I agree. Call stack is:

__handle_option()
val_store()
td_var()

the latter creates in int * which points to an unsigned short. val_store writes to this pointer of wrong size. I have no idea, why this isn't an issue on x86/_64.

XeS0r commented 4 years ago

I guess it has another member alignment or it has less impact because it's little endian. Do you want me to open a pull request?

hannesweisbach commented 4 years ago

Sure, go ahead. Although I'm not a maintainer.

sitsofe commented 4 years ago

@hannesweisbach x86/amd64 is notorious for quietly fixing up alignment issues at a minor speed penalty (https://stackoverflow.com/a/7517370 ).

hannesweisbach commented 4 years ago

@sitsofe Sure, int has no alignment requirement on x86, but it's also a write of the wrong size.

sitsofe commented 4 years ago

@tdi2004 thanks for persevering, @hannesweisbach, @XeS0r thanks for sorting this one!

Out of idle curiosity I checked what happened before this fix by running the following

fio --exit_what=all --ioengine=null --size=1T --name=1 --name=2

This showed the jobs going into different groups and --debug=process showed stonewall was active. To me this proves @XeS0r's endianness theory from https://github.com/axboe/fio/issues/1065#issuecomment-674069311 because a setting of of all inserts a value of -1 (which sets all bits to 1 in an unsigned int) and causes stonewall to become set too due to overrun. Normally exit_what defaults to 1 and on a big endian machine like s390x (where the least significant bit ends up in the highest address) this means it would have set exit_what to 0 and stonewall to 1 due to the overrun.

After the fix in fd56c235caa42870e6dc33d661514375ea95ffc5 the above no longer causes two different groups to be made and there's no stonewall output when looking through the debug.

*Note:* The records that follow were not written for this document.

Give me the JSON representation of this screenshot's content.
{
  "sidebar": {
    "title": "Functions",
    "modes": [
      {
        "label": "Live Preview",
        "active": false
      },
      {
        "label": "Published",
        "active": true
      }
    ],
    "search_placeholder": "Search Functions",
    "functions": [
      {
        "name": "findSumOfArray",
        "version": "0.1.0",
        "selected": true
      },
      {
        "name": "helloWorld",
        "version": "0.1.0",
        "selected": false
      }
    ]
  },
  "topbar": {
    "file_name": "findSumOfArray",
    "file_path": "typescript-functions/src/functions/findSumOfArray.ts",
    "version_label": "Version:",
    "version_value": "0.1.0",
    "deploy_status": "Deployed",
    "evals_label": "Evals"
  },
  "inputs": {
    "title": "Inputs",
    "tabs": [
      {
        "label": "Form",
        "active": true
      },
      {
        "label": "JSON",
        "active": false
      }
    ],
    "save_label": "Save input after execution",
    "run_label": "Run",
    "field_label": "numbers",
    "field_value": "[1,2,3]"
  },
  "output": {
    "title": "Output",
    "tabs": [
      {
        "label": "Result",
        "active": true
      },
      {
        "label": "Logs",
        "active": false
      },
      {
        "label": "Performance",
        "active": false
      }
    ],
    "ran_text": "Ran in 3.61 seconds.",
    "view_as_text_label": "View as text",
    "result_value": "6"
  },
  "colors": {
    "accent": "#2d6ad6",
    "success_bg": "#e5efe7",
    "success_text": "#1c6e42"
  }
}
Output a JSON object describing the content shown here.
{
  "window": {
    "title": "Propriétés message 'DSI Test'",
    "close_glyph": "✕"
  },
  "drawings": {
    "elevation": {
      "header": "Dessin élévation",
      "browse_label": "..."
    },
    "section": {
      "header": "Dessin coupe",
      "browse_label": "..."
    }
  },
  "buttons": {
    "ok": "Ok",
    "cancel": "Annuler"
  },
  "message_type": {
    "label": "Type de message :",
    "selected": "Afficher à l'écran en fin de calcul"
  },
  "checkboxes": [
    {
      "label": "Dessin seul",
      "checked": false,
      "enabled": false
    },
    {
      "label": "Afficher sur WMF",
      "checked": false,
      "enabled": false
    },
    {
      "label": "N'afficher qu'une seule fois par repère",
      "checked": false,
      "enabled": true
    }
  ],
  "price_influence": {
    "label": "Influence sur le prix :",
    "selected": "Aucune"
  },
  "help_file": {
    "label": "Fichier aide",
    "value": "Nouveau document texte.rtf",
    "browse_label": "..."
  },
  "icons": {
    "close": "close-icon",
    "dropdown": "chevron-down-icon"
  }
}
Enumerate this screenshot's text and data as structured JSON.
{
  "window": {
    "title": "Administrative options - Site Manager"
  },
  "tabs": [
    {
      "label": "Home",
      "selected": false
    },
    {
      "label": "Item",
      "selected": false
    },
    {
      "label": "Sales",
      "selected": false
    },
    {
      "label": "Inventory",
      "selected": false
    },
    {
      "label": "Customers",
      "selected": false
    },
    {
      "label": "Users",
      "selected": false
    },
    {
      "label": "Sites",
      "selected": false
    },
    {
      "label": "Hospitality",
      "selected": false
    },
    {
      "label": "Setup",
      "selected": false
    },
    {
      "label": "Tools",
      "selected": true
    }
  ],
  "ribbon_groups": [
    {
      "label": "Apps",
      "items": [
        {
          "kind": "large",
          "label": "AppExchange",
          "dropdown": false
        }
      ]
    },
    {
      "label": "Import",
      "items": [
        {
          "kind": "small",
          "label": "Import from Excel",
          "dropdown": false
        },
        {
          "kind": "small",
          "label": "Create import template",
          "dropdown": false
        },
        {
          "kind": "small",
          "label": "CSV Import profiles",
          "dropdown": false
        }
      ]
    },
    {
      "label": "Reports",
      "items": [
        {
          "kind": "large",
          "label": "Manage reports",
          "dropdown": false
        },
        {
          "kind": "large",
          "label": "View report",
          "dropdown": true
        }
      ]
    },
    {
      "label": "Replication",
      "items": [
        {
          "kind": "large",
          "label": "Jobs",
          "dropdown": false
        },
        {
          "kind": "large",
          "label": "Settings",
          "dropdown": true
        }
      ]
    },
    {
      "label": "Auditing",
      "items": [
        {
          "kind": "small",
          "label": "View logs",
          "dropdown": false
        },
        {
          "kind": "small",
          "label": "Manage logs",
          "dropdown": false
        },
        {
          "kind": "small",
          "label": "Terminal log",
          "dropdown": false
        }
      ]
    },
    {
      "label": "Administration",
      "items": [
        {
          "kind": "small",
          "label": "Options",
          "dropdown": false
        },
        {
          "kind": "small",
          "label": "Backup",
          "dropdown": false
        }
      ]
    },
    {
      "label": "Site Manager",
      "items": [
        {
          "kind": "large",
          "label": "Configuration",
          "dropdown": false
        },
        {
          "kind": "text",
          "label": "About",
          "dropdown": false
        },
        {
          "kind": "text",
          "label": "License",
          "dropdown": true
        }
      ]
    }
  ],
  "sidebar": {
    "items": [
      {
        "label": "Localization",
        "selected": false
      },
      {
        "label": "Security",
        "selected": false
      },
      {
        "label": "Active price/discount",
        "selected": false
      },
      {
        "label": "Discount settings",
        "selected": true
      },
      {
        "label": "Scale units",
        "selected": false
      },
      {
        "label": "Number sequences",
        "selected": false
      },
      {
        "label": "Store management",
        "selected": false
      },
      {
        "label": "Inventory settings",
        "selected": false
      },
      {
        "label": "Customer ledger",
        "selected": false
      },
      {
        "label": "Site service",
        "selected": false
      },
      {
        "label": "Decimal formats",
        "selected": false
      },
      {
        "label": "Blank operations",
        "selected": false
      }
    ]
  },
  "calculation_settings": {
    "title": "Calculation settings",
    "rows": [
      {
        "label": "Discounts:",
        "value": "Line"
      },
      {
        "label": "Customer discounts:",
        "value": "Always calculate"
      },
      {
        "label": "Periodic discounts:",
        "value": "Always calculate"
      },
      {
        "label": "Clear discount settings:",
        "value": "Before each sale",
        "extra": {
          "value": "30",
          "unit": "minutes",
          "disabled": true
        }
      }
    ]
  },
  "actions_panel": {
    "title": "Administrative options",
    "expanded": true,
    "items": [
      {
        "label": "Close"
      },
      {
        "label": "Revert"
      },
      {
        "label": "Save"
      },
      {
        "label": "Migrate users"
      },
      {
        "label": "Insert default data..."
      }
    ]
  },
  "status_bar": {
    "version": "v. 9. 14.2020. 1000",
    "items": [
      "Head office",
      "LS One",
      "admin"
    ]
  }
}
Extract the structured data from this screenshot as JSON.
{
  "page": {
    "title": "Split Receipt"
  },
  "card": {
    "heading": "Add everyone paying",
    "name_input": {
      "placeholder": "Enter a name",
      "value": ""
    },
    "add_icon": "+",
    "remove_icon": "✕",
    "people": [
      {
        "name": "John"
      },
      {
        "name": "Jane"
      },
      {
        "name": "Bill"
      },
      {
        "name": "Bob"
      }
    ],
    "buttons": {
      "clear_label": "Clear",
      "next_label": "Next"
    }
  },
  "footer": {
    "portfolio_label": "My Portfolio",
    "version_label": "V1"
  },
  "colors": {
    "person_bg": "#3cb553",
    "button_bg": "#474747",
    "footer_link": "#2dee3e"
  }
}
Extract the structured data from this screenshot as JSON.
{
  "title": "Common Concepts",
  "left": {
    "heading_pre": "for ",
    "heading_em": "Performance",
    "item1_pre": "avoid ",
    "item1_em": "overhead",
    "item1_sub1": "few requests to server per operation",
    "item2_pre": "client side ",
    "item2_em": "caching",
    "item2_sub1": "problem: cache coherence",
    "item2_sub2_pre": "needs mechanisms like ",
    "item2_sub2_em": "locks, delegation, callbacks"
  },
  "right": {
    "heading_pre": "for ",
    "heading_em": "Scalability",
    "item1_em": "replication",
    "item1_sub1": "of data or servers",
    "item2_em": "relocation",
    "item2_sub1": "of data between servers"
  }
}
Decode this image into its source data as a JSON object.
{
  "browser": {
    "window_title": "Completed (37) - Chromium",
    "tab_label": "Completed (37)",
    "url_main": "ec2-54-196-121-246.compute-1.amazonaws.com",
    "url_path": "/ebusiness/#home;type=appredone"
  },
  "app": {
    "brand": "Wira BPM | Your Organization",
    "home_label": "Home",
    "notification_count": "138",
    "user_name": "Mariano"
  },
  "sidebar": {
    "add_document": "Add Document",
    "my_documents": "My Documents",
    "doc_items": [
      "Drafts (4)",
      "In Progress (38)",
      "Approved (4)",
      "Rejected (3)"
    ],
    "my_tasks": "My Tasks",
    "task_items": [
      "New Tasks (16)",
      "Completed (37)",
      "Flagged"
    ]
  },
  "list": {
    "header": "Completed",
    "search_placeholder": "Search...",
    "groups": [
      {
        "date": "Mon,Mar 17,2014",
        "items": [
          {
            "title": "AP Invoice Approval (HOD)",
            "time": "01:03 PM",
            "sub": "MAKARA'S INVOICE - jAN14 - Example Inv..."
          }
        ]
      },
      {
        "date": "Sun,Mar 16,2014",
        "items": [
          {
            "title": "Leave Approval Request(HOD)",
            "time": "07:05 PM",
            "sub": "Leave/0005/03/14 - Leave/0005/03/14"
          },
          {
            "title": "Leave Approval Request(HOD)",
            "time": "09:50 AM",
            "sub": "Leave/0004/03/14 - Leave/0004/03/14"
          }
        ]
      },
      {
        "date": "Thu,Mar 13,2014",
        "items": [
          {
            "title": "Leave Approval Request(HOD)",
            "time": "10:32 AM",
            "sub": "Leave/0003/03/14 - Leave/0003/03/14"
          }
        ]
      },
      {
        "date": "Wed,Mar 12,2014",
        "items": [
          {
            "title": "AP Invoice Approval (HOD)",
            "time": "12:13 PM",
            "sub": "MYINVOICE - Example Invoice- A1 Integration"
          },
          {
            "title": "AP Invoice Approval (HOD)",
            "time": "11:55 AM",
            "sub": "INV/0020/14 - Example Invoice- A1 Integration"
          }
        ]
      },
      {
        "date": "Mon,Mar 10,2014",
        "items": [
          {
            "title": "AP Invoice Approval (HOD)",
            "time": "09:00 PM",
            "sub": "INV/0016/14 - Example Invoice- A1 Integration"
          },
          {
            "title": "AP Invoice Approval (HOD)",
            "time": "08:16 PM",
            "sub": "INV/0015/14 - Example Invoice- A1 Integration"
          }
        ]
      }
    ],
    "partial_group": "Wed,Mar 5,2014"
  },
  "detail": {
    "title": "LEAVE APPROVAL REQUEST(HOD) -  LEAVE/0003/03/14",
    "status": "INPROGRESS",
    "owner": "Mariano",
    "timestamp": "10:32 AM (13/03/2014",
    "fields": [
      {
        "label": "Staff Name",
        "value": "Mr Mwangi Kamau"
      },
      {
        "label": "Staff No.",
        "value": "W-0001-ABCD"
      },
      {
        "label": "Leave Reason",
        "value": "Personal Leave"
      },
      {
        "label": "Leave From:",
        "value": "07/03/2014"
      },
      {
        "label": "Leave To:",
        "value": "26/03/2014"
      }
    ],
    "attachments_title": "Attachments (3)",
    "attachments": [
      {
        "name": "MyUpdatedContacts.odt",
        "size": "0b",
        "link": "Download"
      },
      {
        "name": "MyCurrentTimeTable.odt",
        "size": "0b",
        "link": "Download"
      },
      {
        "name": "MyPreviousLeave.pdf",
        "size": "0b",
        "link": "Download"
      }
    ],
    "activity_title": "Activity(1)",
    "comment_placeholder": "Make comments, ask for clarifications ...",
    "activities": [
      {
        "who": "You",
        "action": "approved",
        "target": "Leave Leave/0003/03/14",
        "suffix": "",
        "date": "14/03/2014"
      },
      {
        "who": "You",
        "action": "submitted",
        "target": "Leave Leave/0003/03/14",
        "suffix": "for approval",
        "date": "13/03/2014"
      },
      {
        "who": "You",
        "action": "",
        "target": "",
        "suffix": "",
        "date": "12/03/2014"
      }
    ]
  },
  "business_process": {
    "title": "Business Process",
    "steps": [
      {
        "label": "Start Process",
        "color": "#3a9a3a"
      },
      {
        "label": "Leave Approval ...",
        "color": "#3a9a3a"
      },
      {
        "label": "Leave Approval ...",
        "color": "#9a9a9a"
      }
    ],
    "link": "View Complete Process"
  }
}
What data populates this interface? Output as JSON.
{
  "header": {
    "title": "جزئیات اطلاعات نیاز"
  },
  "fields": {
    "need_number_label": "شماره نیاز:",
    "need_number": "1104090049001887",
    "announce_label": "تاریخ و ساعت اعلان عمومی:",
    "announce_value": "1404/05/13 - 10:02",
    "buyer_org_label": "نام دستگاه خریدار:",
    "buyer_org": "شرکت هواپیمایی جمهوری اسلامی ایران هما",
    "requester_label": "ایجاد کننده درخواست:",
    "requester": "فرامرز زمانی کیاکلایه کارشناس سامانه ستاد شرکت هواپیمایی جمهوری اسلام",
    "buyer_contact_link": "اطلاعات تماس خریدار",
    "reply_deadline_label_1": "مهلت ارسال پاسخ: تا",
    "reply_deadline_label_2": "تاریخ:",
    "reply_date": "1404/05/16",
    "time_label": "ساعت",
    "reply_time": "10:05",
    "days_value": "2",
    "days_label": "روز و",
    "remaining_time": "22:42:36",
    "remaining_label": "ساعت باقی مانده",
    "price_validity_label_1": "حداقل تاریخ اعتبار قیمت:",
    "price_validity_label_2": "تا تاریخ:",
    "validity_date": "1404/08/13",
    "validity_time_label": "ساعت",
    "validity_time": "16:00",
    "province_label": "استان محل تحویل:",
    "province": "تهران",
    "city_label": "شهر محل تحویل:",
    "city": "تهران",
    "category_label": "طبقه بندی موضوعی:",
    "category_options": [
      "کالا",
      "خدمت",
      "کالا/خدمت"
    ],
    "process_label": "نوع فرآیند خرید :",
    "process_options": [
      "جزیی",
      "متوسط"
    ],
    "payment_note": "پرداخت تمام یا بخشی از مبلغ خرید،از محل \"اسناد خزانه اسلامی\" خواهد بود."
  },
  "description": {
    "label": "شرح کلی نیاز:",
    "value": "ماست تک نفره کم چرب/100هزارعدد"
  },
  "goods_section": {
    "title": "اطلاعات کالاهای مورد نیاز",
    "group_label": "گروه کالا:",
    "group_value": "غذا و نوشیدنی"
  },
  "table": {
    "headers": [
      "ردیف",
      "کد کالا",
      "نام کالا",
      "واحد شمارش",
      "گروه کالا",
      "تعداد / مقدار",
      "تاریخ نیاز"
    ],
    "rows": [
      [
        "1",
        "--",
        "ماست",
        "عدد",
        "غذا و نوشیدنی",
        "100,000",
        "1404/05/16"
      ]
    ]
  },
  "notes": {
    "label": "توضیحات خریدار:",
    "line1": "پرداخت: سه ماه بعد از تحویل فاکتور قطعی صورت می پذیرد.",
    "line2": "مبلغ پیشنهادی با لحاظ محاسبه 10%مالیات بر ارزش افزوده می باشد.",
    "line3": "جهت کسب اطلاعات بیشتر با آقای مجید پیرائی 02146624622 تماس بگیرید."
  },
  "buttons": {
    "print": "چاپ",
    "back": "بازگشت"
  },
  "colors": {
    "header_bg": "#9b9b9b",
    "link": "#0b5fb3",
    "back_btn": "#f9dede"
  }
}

I had hoped that additional tooling could help detect this case but it doesn't look like it:

#include <stdio.h> 
#include <stddef.h>
struct st {
        unsigned long long l1;
        unsigned short s1;
        unsigned short s2;
        unsigned int i1;
} comp = {.l1 = 0, .s1 = 1, .s2 = 2, .i1 = 3};

int main(void) {
        unsigned int *ip;
        void *p;

        p = (char *) &comp + offsetof(struct st, s1);
        ip = p;
        *ip = 444 << 16 | 777;
        printf("Address of .s1: %p .s2: %p\n", &(comp.s1), &(comp.s2));
        printf("Value of .l1: %lld .s1: %d .s2: %d i1: %d\n", comp.l1, comp.s1,
               comp.s2, comp.i1);
}

https://github.com/google/sanitizers/wiki/AddressSanitizerIntraObjectOverflow suggests only limited cases are catered for when it comes to intra object overflow (e.g. within a struct). Because it also defeats the type system I suspect this would be even tougher to detect statically.

hannesweisbach commented 4 years ago

Jup. I though I was being smart using uint16_ts … going 32-bit for those options is probably the right call.